We had some explaining to do.
“Where we were coming from, it was a bit of a joke.”
1. The Premier Speedway is a local institution. There is no one who grew up in Warrnambool in the 80s who is not familiar with sprintcar driver Max Dumsney.
2. Up until the early 1990s the University was less grandly known as the Warrnambool Institute of Advanced Education. It celebrated its makeover to a ‘University’ with a live (and not inexpensive) satellite link to the mother campus in Geelong. The Geelong campus was a portrait of austerity, well represented by leading faculty and students who didn’t skip Business Law 101 lectures to watch the final season of Knots Landing. In contrast, Warrnambool campus life was conveyed through browneyes, nudie-runs and simulated masturbation.
3. The other is situated on the grounds of the Brierly Mental Hospital (those who follow the May Racing Carnival in Warrnambool may recognise the name ‘the Brierly paddock’, where the horses leave the course proper during the Grand Annual Steeplechase). More than once at Brierly I ripped a drive smack down the middle of the sixth fairway, only to have it grabbed by a nomadic, low-security patient. The hospital no longer exists, nor do my smack-down-the-middle-of-the-fairway drives… for that matter, the golf course may also no longer exist.
4. The Mahogany Ship is a supposed shipwreck, possibly a Portuguese caravel, purported by some to lie beneath the sand two to four miles west of Warrnambool. If the ship were buried on the outer wing at the Pond, Dr John Sherwood, Honorary Associate Professor, part-time goal umpire and Mahogany Ship enthusiast would’ve discovered it. This footnote, deserves its own footnote. John Sherwood is a legend of the Sharks. So much so, he has the rare honour of having a pavilion named after him. Since arriving in Warrnambool in 1979, he has held every position at the club.
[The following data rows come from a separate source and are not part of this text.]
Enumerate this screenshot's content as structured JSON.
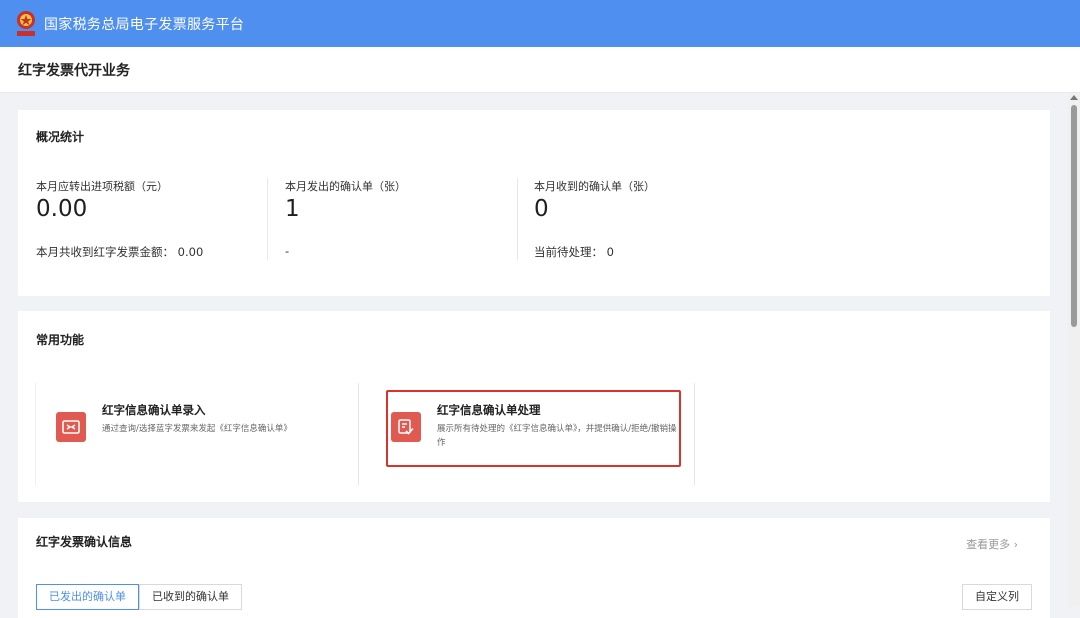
{
  "header": {
    "app_title": "国家税务总局电子发票服务平台"
  },
  "page": {
    "title": "红字发票代开业务"
  },
  "overview": {
    "title": "概况统计",
    "stats": [
      {
        "label": "本月应转出进项税额（元）",
        "value": "0.00",
        "foot": "本月共收到红字发票金额：  0.00"
      },
      {
        "label": "本月发出的确认单（张）",
        "value": "1",
        "foot": "-"
      },
      {
        "label": "本月收到的确认单（张）",
        "value": "0",
        "foot": "当前待处理：  0"
      }
    ]
  },
  "functions": {
    "title": "常用功能",
    "items": [
      {
        "name": "红字信息确认单录入",
        "desc": "通过查询/选择蓝字发票来发起《红字信息确认单》",
        "icon": "swap-arrows-icon"
      },
      {
        "name": "红字信息确认单处理",
        "desc": "展示所有待处理的《红字信息确认单》，并提供确认/拒绝/撤销操作",
        "icon": "document-check-icon"
      }
    ]
  },
  "confirm_info": {
    "title": "红字发票确认信息",
    "view_more": "查看更多",
    "tabs": [
      {
        "label": "已发出的确认单"
      },
      {
        "label": "已收到的确认单"
      }
    ],
    "custom_columns": "自定义列"
  },
  "colors": {
    "header_bg": "#4f8ff0",
    "accent_red": "#e05a52",
    "highlight_border": "#d9342b"
  }
}
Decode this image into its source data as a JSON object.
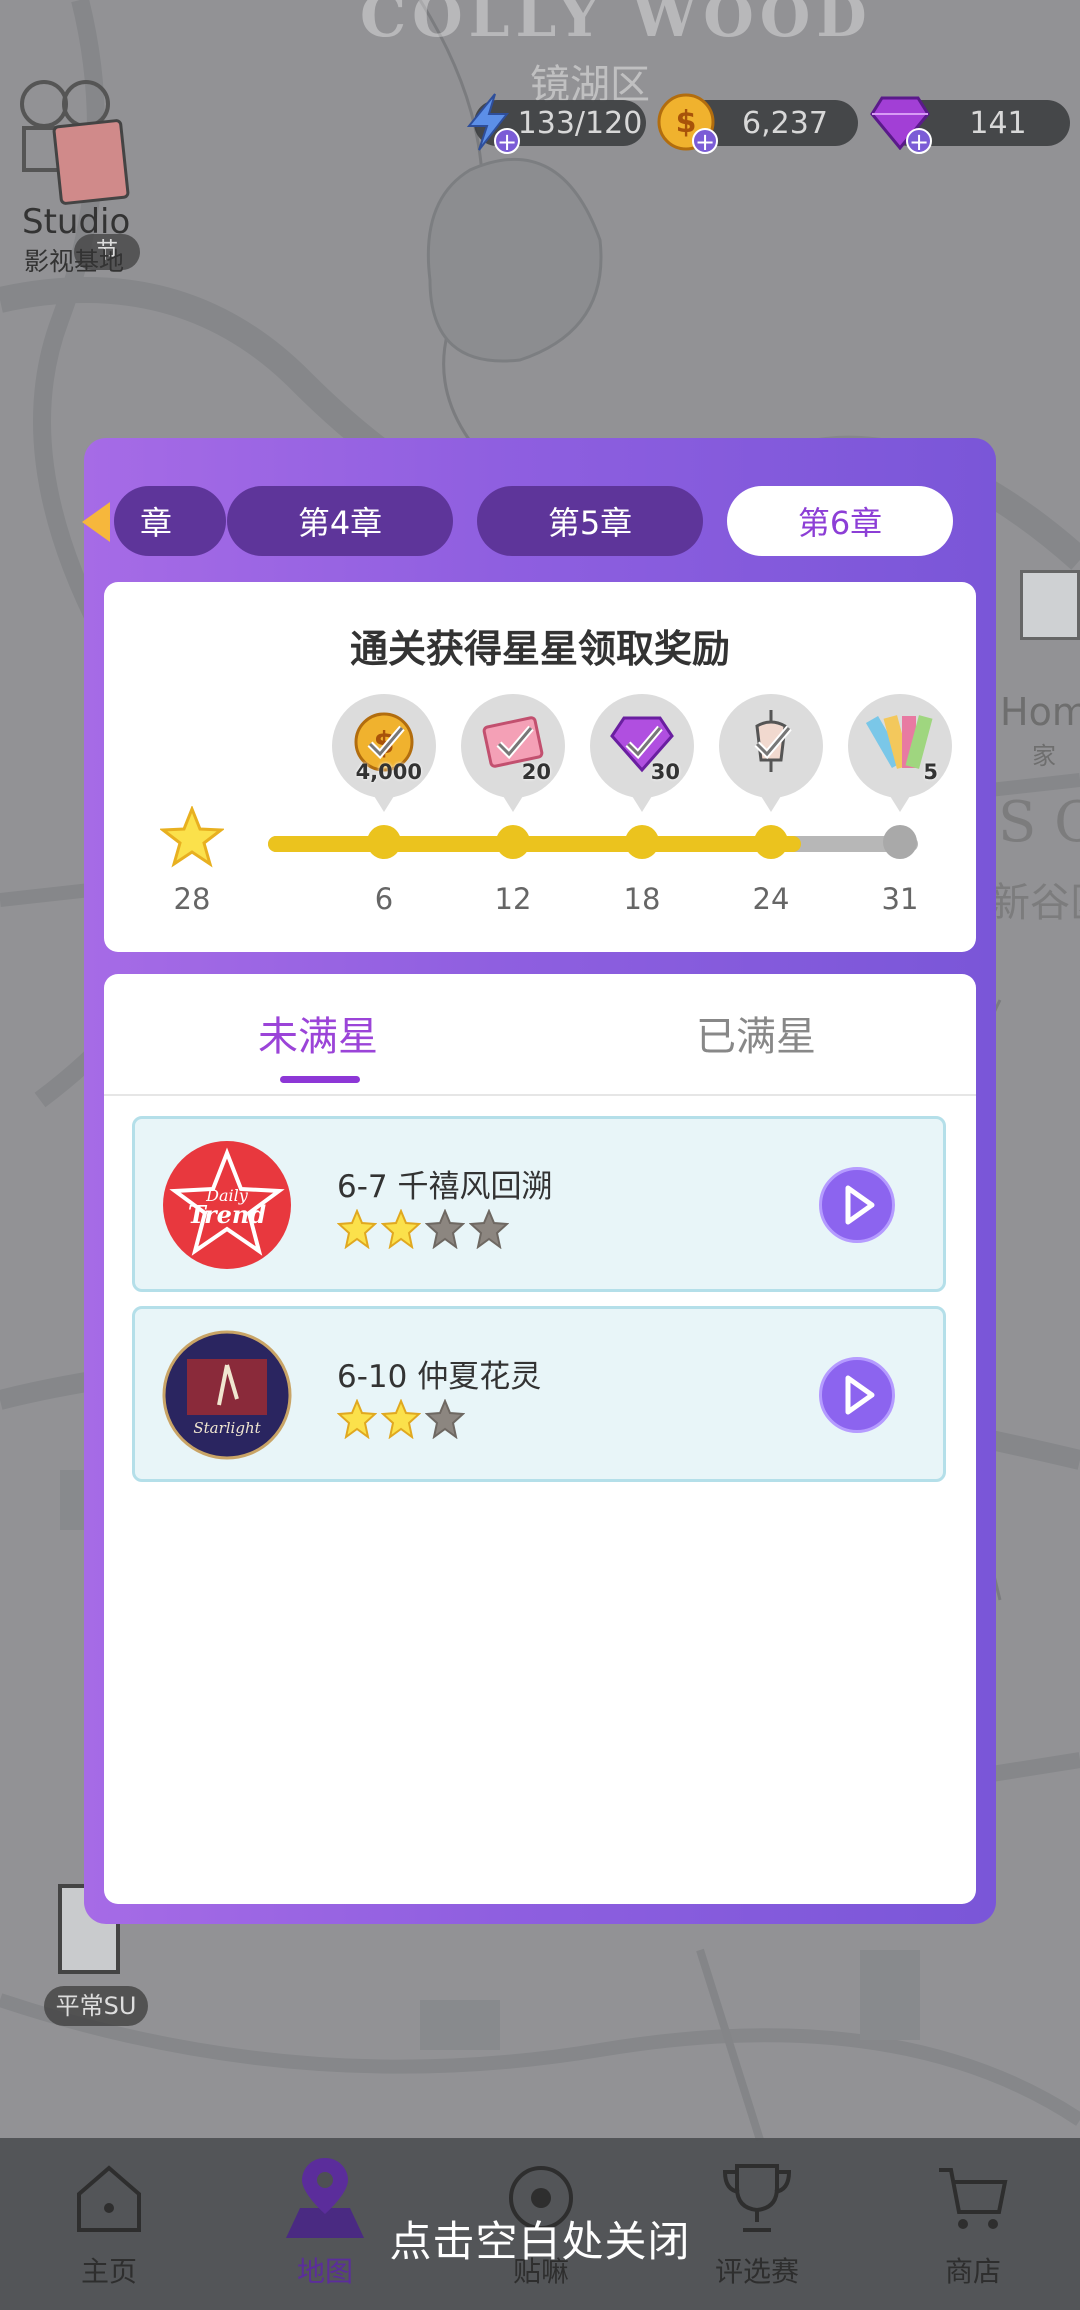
{
  "map": {
    "title": "COLLY WOOD",
    "district": "镜湖区",
    "right_home_label": "Home",
    "right_home_sub": "家",
    "right_city_label": "S CI",
    "right_city_sub": "新谷区",
    "studio_label": "Studio",
    "studio_sub": "影视基地",
    "studio_badge": "节",
    "su_label": "平常SU"
  },
  "resources": {
    "energy": "133/120",
    "coins": "6,237",
    "gems": "141",
    "energy_icon": "lightning-icon",
    "coin_icon": "coin-icon",
    "gem_icon": "gem-icon"
  },
  "modal": {
    "chapter_tabs": [
      {
        "label": "章",
        "active": false
      },
      {
        "label": "第4章",
        "active": false
      },
      {
        "label": "第5章",
        "active": false
      },
      {
        "label": "第6章",
        "active": true
      }
    ],
    "reward_title": "通关获得星星领取奖励",
    "total_stars": "28",
    "progress_fraction": 0.82,
    "milestones": [
      {
        "threshold": "6",
        "reward_icon": "coin-icon",
        "qty": "4,000",
        "reached": true
      },
      {
        "threshold": "12",
        "reward_icon": "ticket-icon",
        "qty": "20",
        "reached": true
      },
      {
        "threshold": "18",
        "reward_icon": "gem-icon",
        "qty": "30",
        "reached": true
      },
      {
        "threshold": "24",
        "reward_icon": "mannequin-icon",
        "qty": "",
        "reached": true
      },
      {
        "threshold": "31",
        "reward_icon": "color-palette-icon",
        "qty": "5",
        "reached": false
      }
    ],
    "list_tabs": {
      "not_full": "未满星",
      "full": "已满星"
    },
    "levels": [
      {
        "name": "6-7 千禧风回溯",
        "logo": "Daily Trend",
        "stars_earned": 2,
        "stars_total": 4
      },
      {
        "name": "6-10 仲夏花灵",
        "logo": "Starlight",
        "stars_earned": 2,
        "stars_total": 3
      }
    ]
  },
  "bottom_nav": {
    "items": [
      {
        "label": "主页",
        "icon": "home-icon"
      },
      {
        "label": "地图",
        "icon": "map-pin-icon"
      },
      {
        "label": "贴嘛",
        "icon": "post-icon"
      },
      {
        "label": "评选赛",
        "icon": "trophy-icon"
      },
      {
        "label": "商店",
        "icon": "cart-icon"
      }
    ],
    "close_hint": "点击空白处关闭"
  },
  "colors": {
    "modal_purple": "#8f5fe0",
    "active_tab_text": "#8c3ed6",
    "progress_gold": "#ebc31e",
    "play_button": "#8c64ef"
  }
}
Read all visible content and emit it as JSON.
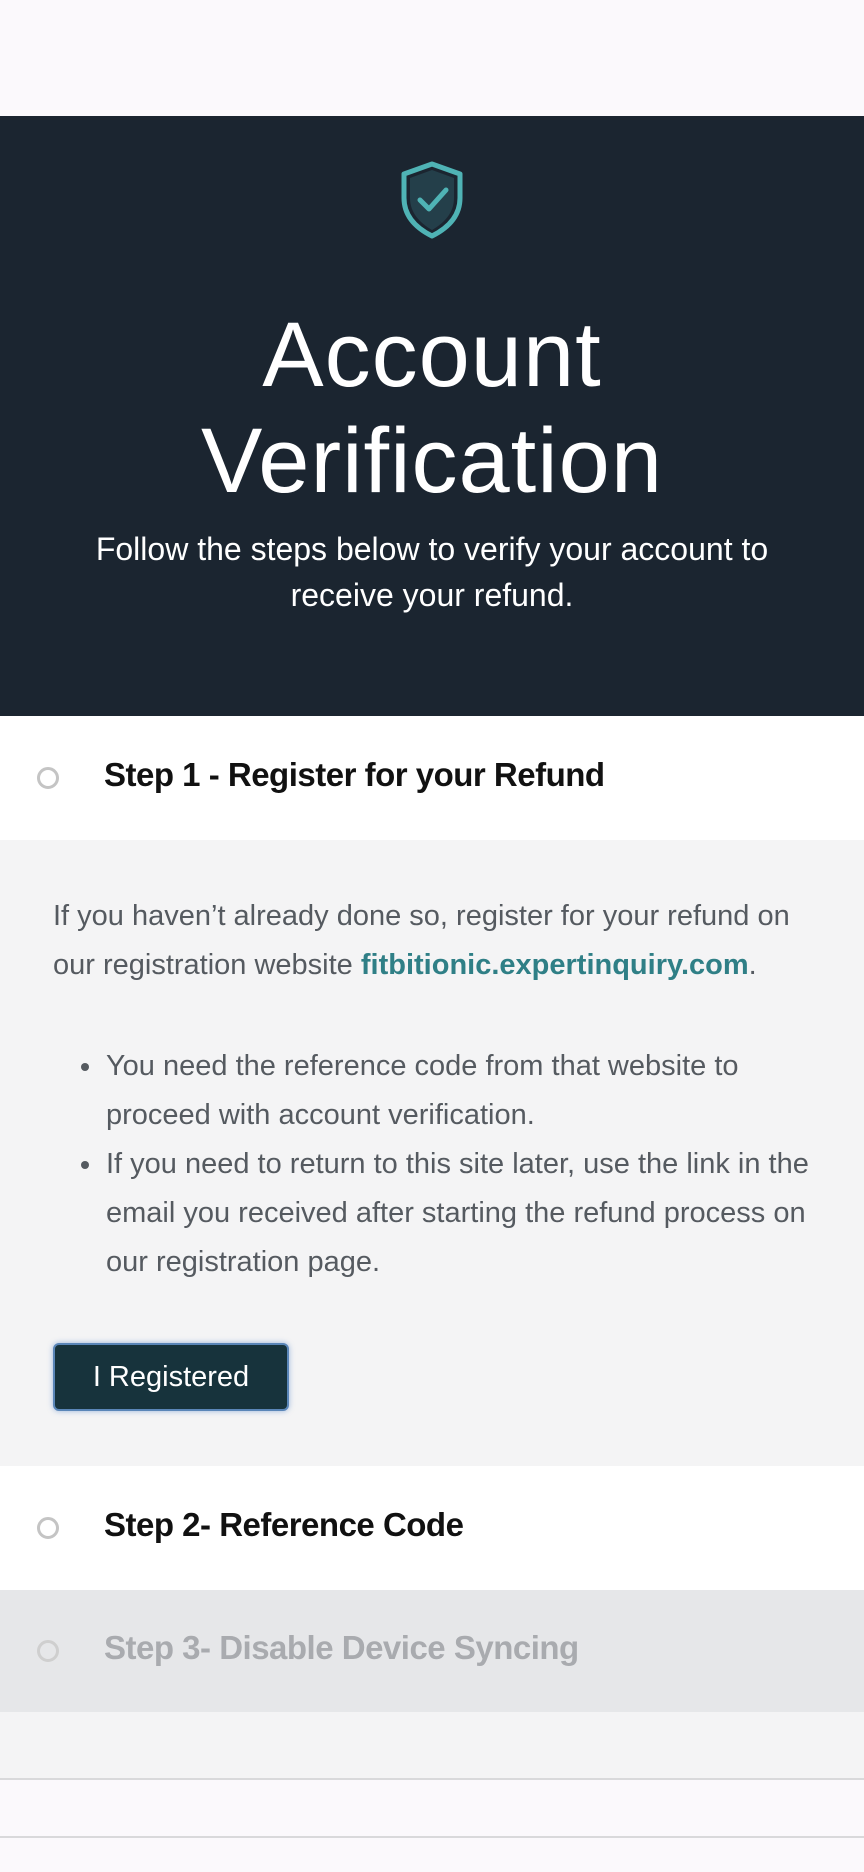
{
  "hero": {
    "title_line1": "Account",
    "title_line2": "Verification",
    "subtitle": "Follow the steps below to verify your account to receive your refund.",
    "icon": "shield-check-icon",
    "background": "#1b2530",
    "accent": "#4fb3b5"
  },
  "steps": [
    {
      "title": "Step 1 - Register for your Refund",
      "body_prefix": "If you haven’t already done so, register for your refund on our registration website ",
      "link_text": "fitbitionic.expertinquiry.com",
      "body_suffix": ".",
      "bullets": [
        "You need the reference code from that website to proceed with account verification.",
        "If you need to return to this site later, use the link in the email you received after starting the refund process on our registration page."
      ],
      "button_label": "I Registered"
    },
    {
      "title": "Step 2- Reference Code"
    },
    {
      "title": "Step 3- Disable Device Syncing"
    }
  ],
  "colors": {
    "link": "#2f7f86",
    "button_bg": "#17333c",
    "disabled_text": "#a9abaf"
  }
}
5. One of these dogs was ‘Frank’ who’d also join us on a lap of The Pond to close Thursday night training. When we reached the far wing, anyone with a Sherrin in their hands would aim a kick at Frank’s arse. The dog had an innate ability to swivel at the very last moment, and was not hit once during the 1996 season.
6. The Sharks were once barely able to manage the funds to place a ‘For Sale’ in the Warrnambool Standard classifieds for its unused salary cap.
7. The competition is now the WDFNL – Warrnambool District Football & Netball League. In country footy, the netball club is intrinsically linked to the football club. Case in point, between rounds 1-11 and 15-18 in 1996, I dated the captain of the B-Grade netball team (I was a late withdrawal in Round 12 due to the break-up) – that, however, is a story the size of a Russian novel.
8. This may have been the same game where the Sharks offered to forfeit and share a barrel in the rooms with the opposition. They turned it down in preference to a percentage boost.
9. The Shark Shuffle was a club ritual following a (rare) win, where you dive to the ground, cock one hand behind the head and the other behind the back and wriggle.